Hypoglycaemia rates, adjusted per 1 year, ranged from 3.4 (SD=6.6) to 8.2 (SD=16.8) for premixed insulin and from 0.7 (SD=2.0) to 5.4 (SD=13.0) for basal insulin; the results in each study were statistically significant (p<0.05).
The total daily insulin dose ranged from 0.42 (SD=0.2) to 0.82 (SD=0.4) U/kg for premixed insulin and from 0.36 (SD=0.18) to 0.57 (SD=0.37) U/kg for basal insulin; the results in each study were statistically significant (p<0.05).
Three-times-daily premixed insulin analogue regimens versus once-daily basal insulin analogue regimens (3 RCTs).
With regard to glycaemic control, the change in HbA1c levels ranged from -0.72 (SD=0.89) to -1.2 (SD=1.1) percentage points for premixed insulin and from -0.3 (SD=1.1) to -0.75 (SD=0.1) percentage points for basal insulin; the results in each study were statistically significant (p<0.01).
Hypoglycaemia rates (2 RCTs) ranged from 0.7 (SD=1.7) to 4.7 (SD=6.35) for premixed insulin and from 0.3 (SD=0.8) to 2.31 (SD=3.24) for basal insulin; the results were statistically significant for both studies (p<0.05).
The total daily insulin dose ranged from 0.35 (SD=0.26) to 0.7 (SD=0.3) U/kg for premixed insulin and from 0.28 (SD=0.21) to 0.6 (SD=0.3) U/kg for basal insulin; the results were statistically significant (p<=0.01) (2 RCTs).
Twice-daily premixed insulin analogue regimens versus intensive basal bolus insulin therapy (1 RCT).

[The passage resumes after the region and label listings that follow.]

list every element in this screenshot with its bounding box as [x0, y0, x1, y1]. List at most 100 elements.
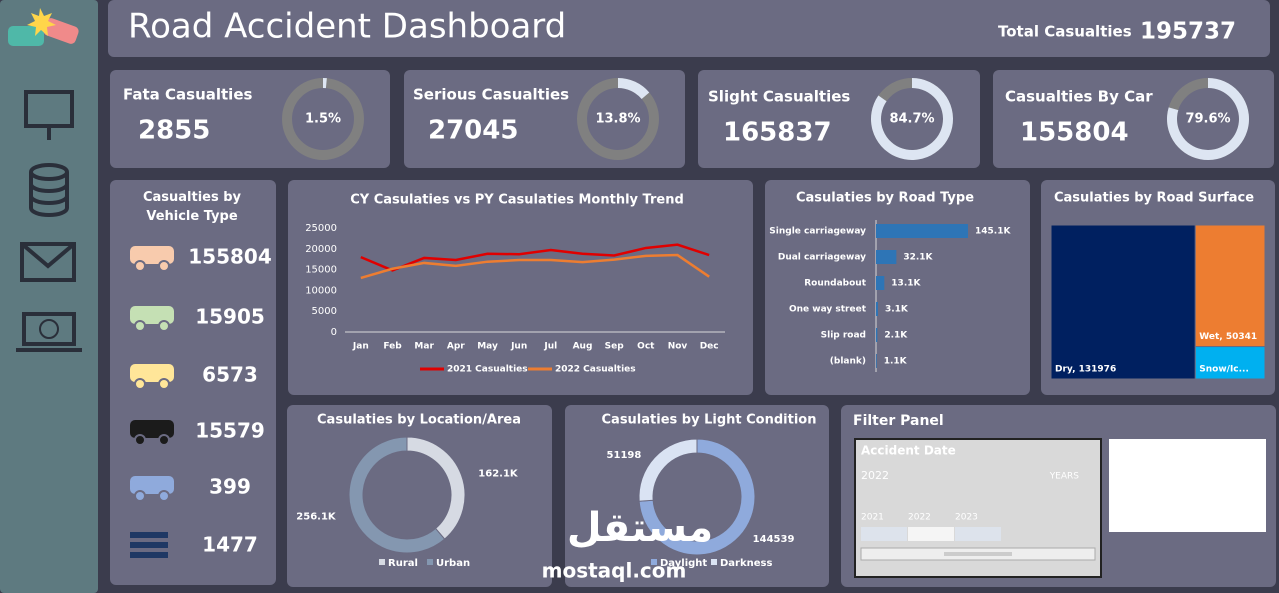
timeline-title: Accident Date: [861, 444, 956, 458]
icon-laptop: [39, 319, 59, 339]
icon-wheel: [134, 490, 146, 502]
panel: [993, 70, 1274, 168]
slicer-item[interactable]: Urban: [1125, 501, 1161, 515]
value-label: 2.1K: [884, 331, 908, 341]
kpi-ring: [618, 78, 650, 99]
icon-mail: [20, 242, 76, 269]
icon-database: [29, 172, 69, 217]
line-series: [360, 253, 710, 280]
total-value: 195737: [1140, 19, 1236, 45]
icon-wheel: [134, 320, 146, 332]
watermark: mostaql.com: [542, 559, 687, 583]
sidebar: [0, 0, 98, 593]
category-label: (blank): [830, 357, 866, 367]
icon-wheel: [158, 378, 170, 390]
donut-slice: [348, 436, 446, 554]
total-label: Total Casualties: [998, 23, 1132, 41]
y-tick-label: 0: [331, 327, 337, 338]
bar: [876, 224, 968, 238]
value-label: 256.1K: [296, 511, 337, 522]
category-label: Slip road: [821, 331, 866, 341]
vehicle-value: 399: [209, 475, 251, 499]
icon-vehicle: [130, 542, 168, 548]
donut-slice: [638, 438, 698, 502]
y-tick-label: 25000: [305, 223, 337, 234]
kpi-value: 2855: [138, 116, 210, 146]
icon-wheel: [158, 320, 170, 332]
icon-vehicle: [130, 246, 174, 264]
icon-mail: [20, 242, 76, 282]
kpi-share: 79.6%: [1185, 112, 1230, 127]
kpi-share: 13.8%: [595, 112, 640, 127]
x-tick-label: May: [477, 342, 498, 352]
icon-vehicle: [130, 532, 168, 538]
legend-label: 2021 Casualties: [447, 365, 528, 375]
slicer-item[interactable]: Rural: [1125, 474, 1156, 488]
icon-wheel: [158, 490, 170, 502]
value-label: 3.1K: [885, 305, 909, 315]
vehicle-value: 155804: [188, 245, 272, 269]
x-tick-label: Jun: [510, 342, 527, 352]
icon-spark: [27, 8, 56, 36]
donut-slice: [638, 438, 756, 556]
vehicle-title: Casualties by Vehicle Type: [142, 190, 242, 224]
x-tick-label: Dec: [700, 342, 719, 352]
x-tick-label: Apr: [447, 342, 465, 352]
value-label: 145.1K: [975, 227, 1011, 237]
category-label: Single carriageway: [769, 227, 866, 237]
panel: [698, 70, 980, 168]
vehicle-value: 6573: [202, 363, 258, 387]
panel: [108, 0, 1270, 57]
kpi-value: 27045: [428, 116, 518, 146]
icon-laptop: [22, 312, 76, 346]
legend-label: Darkness: [720, 558, 772, 569]
icon-wheel: [134, 378, 146, 390]
legend-swatch: [711, 559, 717, 565]
value-label: 51198: [607, 450, 642, 461]
icon-vehicle: [130, 476, 174, 494]
panel: [404, 70, 685, 168]
kpi-label: Casualties By Car: [1005, 88, 1153, 106]
x-tick-label: Mar: [414, 342, 434, 352]
kpi-label: Fata Casualties: [123, 86, 252, 104]
kpi-share: 1.5%: [305, 112, 341, 127]
value-label: 13.1K: [891, 279, 921, 289]
slicer-title: Urban_or_Rur...: [1117, 445, 1201, 458]
icon-vehicle: [130, 364, 174, 382]
value-label: 162.1K: [478, 469, 519, 480]
watermark: مستقل: [567, 505, 713, 551]
legend-swatch: [427, 559, 433, 565]
timeline-period[interactable]: [861, 527, 907, 541]
timeline-period[interactable]: [955, 527, 1001, 541]
vehicle-value: 15579: [195, 419, 265, 443]
legend-swatch: [651, 559, 657, 565]
panel-title: Filter Panel: [853, 413, 944, 429]
timeline-year: 2023: [955, 513, 978, 523]
bar: [876, 276, 885, 290]
legend-label: 2022 Casualties: [555, 365, 636, 375]
kpi-label: Slight Casualties: [708, 88, 850, 106]
legend-swatch: [379, 559, 385, 565]
treemap-cell: [1050, 224, 1196, 380]
value-label: Snow/Ic...: [1199, 365, 1249, 375]
treemap-cell: [1194, 346, 1266, 380]
treemap-cell: [1194, 224, 1266, 348]
chart-title: Casulaties by Location/Area: [317, 413, 521, 428]
kpi-value: 165837: [723, 118, 832, 148]
timeline-period[interactable]: [908, 527, 954, 541]
panel: [110, 70, 390, 168]
icon-car: [8, 26, 44, 46]
line-series: [360, 243, 710, 272]
kpi-ring: [323, 78, 327, 89]
category-label: One way street: [789, 305, 867, 315]
bar: [876, 250, 897, 264]
icon-vehicle: [130, 420, 174, 438]
chart-title: Casulaties by Light Condition: [602, 413, 817, 428]
title: Road Accident Dashboard: [128, 7, 566, 47]
y-tick-label: 15000: [305, 265, 337, 276]
x-tick-label: Nov: [668, 342, 688, 352]
bar: [876, 354, 877, 368]
x-tick-label: Feb: [383, 342, 402, 352]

With regard to glycaemic control, the change in HbA1c levels was -1.56 (SD not reported) percentage points for premixed insulin and -1.23 percentage points for intensive basal bolus insulin; the results were statistically significant (p<0.01).
Minor hypoglycaemia was noted in about 30% of the patients in both treatment arms, but severe cases were noted in only 5% of the patients receiving intensive basal bolus insulin.
The total daily insulin dose was 0.86 U/kg for premixed insulin and 0.63 U/kg for intensive basal bolus insulin.
Other results (percentage of patients achieving HbA1c target, fasting blood glucose and change in body weight) were reported. Confidence intervals of the results were not reported.